A fourth emerging technology is high resolution UV-cure. The print engine utilizes Piezo-electric technology to produce high resolution images (300+ dpi) with a fast-drying UV-cure ink. The print engine contains a series of chambers that are filled with ink. By applying voltages to the walls of these chambers, a distortion is caused that bows the walls. This movement creates a space, drawing more ink into the chamber. When the voltage is released and the walls return to their original positions, an ink droplet is expelled through a selected nozzle. A UV lamp cures the print, producing a crisp, high-quality image. As with the other technologies, ink performance on the substrate is critical to assure a quality barcode. The added setup of the UV lamp also requires attention, to ensure you are getting the proper curing.


A Simple QC Plan

Nothing gets in the way of uptime. Except maybe a rejected job because it failed MERLIN. With a little effort, you can prevent costly run mistakes. As discussed earlier, a good portion of the MERLIN specification deals with the layout of the printed information. Obviously you want to confirm proper layout at the outset of the job. But what about during · the job? While checking every piece would prove costly and unrealistic, why not devise a time or piece interval to do a quality inspection on a single piece? For example, if you are running a 100,000 piece run, perform piece quality checks at the 10,000s 10,000, 20,000, etc. Use a gauge to measure the PostNet symbol; check the positioning of the symbol; check print quality for overspray and dot connection. Ensure that, for the particular job, each aspect of the MERLIN spec is conforming. Make any necessary adjustments to bring yourself back to a maximum tolerance level.
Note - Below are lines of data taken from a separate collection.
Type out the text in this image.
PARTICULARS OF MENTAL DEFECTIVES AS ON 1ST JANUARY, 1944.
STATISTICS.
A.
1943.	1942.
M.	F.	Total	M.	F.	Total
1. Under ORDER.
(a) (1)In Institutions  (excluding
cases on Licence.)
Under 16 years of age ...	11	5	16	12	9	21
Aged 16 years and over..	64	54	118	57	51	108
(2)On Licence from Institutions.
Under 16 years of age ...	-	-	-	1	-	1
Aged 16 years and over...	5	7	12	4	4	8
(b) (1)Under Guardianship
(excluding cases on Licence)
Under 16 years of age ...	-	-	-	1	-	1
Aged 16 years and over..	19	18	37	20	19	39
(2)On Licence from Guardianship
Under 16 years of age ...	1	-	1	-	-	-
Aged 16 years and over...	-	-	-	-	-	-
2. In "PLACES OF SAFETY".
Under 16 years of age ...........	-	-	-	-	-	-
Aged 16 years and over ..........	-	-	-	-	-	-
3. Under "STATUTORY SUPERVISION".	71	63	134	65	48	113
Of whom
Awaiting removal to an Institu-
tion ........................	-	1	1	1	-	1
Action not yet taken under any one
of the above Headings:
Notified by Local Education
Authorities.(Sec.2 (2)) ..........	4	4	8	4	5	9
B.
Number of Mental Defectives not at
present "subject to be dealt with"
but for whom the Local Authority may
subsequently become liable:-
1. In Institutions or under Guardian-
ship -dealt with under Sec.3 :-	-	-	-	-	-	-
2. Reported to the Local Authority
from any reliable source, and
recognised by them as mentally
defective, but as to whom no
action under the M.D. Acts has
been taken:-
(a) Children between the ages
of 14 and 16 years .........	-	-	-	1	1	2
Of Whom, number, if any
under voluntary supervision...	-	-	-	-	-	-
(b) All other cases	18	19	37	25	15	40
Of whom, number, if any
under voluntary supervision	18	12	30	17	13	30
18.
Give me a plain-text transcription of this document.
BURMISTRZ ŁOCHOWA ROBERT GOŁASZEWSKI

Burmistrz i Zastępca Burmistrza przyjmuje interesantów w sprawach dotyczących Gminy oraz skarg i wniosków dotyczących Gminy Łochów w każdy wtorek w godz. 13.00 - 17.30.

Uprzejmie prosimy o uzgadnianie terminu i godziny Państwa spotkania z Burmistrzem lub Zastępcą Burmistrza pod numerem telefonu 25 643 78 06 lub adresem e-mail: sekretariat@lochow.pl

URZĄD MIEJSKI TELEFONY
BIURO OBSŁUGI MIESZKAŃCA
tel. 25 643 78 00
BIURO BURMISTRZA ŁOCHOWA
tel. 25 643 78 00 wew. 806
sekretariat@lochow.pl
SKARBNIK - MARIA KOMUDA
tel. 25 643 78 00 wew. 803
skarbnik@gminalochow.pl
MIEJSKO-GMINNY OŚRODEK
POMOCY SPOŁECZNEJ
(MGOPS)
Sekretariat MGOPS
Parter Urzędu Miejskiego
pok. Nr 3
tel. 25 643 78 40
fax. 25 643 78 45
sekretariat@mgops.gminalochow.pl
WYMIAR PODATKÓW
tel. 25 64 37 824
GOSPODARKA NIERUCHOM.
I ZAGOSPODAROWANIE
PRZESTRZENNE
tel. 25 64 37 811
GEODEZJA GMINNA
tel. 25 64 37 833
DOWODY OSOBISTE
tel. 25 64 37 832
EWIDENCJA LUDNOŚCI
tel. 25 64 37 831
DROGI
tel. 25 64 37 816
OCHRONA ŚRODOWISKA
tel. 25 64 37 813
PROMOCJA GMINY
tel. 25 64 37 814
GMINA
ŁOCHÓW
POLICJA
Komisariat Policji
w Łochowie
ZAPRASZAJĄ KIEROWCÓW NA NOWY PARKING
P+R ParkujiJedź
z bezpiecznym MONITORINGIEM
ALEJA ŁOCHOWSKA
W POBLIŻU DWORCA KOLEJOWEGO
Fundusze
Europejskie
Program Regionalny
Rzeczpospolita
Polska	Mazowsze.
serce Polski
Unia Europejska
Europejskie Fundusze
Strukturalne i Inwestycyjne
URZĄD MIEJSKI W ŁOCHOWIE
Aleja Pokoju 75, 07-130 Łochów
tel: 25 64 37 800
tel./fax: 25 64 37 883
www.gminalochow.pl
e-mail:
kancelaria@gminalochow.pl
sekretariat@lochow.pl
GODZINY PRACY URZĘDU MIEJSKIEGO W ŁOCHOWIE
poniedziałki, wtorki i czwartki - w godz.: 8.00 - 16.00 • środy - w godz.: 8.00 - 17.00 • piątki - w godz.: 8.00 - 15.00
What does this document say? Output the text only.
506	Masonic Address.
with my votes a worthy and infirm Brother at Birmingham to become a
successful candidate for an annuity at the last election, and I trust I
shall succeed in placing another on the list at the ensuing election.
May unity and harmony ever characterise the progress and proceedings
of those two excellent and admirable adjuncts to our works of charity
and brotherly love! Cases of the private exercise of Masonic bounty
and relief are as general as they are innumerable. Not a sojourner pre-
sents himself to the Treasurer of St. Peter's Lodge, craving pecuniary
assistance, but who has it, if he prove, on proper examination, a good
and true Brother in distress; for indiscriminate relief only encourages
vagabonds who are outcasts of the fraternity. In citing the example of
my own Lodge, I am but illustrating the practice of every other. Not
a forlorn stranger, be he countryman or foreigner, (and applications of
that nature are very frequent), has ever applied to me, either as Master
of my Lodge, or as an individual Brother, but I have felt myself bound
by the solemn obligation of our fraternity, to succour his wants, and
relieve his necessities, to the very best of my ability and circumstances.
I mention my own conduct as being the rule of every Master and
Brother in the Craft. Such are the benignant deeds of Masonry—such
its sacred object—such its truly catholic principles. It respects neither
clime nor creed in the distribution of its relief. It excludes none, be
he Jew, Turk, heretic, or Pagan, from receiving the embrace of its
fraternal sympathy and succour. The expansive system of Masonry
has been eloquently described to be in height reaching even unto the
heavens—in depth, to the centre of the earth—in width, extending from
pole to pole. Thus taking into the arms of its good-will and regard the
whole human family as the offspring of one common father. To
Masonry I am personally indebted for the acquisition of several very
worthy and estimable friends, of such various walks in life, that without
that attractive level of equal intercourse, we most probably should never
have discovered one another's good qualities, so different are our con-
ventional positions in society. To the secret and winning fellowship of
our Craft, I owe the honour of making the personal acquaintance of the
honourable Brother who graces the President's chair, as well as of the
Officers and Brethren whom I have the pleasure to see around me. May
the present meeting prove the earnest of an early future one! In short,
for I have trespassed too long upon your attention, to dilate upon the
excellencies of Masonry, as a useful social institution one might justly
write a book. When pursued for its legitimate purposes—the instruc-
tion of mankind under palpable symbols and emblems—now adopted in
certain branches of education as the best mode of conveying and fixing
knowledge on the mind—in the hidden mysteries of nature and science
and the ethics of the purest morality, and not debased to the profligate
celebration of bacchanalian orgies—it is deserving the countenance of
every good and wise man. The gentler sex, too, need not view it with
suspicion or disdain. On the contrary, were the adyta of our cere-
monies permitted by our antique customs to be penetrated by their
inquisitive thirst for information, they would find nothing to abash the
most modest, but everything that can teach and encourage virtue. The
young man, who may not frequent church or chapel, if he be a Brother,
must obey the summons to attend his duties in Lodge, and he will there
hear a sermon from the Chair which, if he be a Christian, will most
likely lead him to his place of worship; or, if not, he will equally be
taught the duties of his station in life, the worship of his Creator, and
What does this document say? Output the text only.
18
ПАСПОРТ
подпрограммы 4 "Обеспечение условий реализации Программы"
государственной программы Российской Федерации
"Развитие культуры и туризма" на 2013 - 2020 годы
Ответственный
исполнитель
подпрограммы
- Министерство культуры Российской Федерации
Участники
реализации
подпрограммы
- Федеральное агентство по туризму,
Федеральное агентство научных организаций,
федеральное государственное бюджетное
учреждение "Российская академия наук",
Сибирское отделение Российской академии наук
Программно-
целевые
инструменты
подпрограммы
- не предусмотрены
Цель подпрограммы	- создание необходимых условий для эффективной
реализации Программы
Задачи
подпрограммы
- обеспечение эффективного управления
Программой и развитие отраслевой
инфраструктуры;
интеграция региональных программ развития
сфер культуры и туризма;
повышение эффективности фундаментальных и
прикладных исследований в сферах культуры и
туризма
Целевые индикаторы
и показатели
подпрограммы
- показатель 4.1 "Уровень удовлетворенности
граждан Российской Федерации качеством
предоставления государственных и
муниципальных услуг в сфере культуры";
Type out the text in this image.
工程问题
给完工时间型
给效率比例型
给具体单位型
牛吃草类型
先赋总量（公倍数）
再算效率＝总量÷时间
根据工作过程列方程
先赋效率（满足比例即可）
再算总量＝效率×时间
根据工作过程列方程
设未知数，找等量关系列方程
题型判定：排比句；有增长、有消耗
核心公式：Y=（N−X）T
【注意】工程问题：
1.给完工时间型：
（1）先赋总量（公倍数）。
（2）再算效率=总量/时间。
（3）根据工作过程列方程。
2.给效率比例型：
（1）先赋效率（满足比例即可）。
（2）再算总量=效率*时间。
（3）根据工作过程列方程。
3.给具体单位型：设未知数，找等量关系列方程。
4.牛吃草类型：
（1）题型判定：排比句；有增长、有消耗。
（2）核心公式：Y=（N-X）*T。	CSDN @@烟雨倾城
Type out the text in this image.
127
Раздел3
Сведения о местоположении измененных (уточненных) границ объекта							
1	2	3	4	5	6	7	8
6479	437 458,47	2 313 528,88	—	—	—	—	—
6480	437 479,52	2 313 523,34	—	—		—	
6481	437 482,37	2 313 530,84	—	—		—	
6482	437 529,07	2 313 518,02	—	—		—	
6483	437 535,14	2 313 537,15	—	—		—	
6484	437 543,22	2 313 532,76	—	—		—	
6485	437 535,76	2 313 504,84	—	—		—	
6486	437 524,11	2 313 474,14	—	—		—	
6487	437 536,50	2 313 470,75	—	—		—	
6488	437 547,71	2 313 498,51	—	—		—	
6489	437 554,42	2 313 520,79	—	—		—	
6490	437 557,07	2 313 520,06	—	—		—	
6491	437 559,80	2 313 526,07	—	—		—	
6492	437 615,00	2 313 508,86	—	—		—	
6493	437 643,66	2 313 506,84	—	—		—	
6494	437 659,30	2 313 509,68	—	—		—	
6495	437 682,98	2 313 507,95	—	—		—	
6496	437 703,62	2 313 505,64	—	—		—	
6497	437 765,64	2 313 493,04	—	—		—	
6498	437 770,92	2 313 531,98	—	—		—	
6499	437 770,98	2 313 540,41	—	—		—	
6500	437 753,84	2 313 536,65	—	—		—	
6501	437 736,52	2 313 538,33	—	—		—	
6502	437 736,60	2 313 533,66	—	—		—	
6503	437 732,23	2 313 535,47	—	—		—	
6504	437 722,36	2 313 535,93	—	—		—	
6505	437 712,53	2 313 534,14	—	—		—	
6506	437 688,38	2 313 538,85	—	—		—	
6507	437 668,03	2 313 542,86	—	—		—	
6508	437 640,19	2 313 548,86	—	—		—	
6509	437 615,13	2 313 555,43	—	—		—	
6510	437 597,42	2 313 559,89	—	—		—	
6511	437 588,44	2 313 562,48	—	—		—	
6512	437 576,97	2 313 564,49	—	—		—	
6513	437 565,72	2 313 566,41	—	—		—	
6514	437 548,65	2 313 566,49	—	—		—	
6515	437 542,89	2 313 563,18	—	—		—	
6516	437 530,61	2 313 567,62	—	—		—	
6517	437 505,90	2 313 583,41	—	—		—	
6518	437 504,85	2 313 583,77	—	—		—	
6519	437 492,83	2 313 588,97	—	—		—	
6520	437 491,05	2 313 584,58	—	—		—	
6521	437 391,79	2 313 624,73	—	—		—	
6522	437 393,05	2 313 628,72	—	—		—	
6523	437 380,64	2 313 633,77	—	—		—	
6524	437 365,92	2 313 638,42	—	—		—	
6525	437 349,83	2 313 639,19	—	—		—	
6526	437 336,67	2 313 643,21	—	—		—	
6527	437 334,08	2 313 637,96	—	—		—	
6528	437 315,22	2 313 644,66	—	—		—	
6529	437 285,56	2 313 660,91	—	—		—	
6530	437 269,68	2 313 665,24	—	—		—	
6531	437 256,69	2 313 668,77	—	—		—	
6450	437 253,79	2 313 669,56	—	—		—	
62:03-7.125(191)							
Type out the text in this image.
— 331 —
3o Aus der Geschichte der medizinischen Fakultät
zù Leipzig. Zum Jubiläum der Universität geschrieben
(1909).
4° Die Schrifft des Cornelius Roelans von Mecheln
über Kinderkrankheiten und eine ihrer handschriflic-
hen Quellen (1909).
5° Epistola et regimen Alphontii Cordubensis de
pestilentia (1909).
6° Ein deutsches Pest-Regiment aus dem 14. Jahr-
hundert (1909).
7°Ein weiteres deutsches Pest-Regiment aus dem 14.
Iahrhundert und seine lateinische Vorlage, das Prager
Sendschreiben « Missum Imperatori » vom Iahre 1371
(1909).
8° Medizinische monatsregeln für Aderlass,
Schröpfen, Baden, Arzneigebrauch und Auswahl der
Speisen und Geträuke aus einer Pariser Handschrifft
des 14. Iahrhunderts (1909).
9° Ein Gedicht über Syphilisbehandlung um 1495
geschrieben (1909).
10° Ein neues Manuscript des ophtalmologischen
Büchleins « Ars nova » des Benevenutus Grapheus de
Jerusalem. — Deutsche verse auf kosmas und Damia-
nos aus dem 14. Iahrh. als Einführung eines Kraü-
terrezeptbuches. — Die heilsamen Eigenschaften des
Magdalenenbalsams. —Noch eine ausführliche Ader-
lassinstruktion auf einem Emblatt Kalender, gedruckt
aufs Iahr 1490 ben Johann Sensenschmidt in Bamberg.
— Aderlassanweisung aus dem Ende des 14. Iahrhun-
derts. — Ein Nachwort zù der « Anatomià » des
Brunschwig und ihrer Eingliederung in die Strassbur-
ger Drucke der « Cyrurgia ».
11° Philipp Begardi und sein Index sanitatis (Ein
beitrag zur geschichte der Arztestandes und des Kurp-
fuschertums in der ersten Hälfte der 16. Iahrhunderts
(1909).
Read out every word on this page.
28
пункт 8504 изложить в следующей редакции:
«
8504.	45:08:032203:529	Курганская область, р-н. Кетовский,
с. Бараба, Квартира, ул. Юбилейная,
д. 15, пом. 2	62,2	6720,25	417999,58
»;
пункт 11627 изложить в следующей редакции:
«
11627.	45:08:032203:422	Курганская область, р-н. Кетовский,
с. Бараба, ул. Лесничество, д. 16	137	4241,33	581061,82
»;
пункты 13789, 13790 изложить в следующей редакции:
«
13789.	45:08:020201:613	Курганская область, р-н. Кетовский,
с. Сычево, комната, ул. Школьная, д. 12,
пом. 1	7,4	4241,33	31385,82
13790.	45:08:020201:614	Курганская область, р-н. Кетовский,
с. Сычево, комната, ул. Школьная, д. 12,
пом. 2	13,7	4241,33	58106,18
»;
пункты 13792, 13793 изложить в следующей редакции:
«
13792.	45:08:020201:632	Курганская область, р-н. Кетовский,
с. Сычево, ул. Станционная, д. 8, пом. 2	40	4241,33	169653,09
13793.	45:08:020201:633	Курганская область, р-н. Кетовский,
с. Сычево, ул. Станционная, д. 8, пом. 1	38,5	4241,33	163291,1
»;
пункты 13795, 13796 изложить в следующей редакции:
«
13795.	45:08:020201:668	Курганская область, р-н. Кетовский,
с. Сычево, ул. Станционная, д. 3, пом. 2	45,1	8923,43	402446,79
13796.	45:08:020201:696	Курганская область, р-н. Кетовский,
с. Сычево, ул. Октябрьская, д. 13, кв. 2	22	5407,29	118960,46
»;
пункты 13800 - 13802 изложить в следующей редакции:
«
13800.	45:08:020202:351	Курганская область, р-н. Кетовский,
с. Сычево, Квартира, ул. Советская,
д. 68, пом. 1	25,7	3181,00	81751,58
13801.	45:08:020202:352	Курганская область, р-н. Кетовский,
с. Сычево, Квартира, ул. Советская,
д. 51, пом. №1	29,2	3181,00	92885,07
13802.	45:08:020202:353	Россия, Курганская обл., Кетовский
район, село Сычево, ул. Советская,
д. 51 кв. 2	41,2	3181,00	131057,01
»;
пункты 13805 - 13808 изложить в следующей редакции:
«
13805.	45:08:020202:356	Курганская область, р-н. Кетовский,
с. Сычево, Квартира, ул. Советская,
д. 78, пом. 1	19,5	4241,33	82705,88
Additionally, use a barcode reader to scan each symbol. A barcode reader simply attempts to decode the information in the symbol. It doesn't check the symbol for quality, positioning or contrast. While you won't get the verification that a postal barcode verifier provides, you will know that each piece has a readable code. And scanners are a much more affordable option; check out offerings from Microscan and Sick, to name a few. By checking 10 pieces, plus scanning each piece, you have a degree of assurance your job will pass MERLIN. The more frequent the quality checks, the higher the degree of confidence.


With a little setup wizardry of your own, you can turn MERLIN into a benevolent, positive force one that can offer you a competitive advantage against those who choose to fight the otherwise all-powerful (and here-to-stay!) wizard.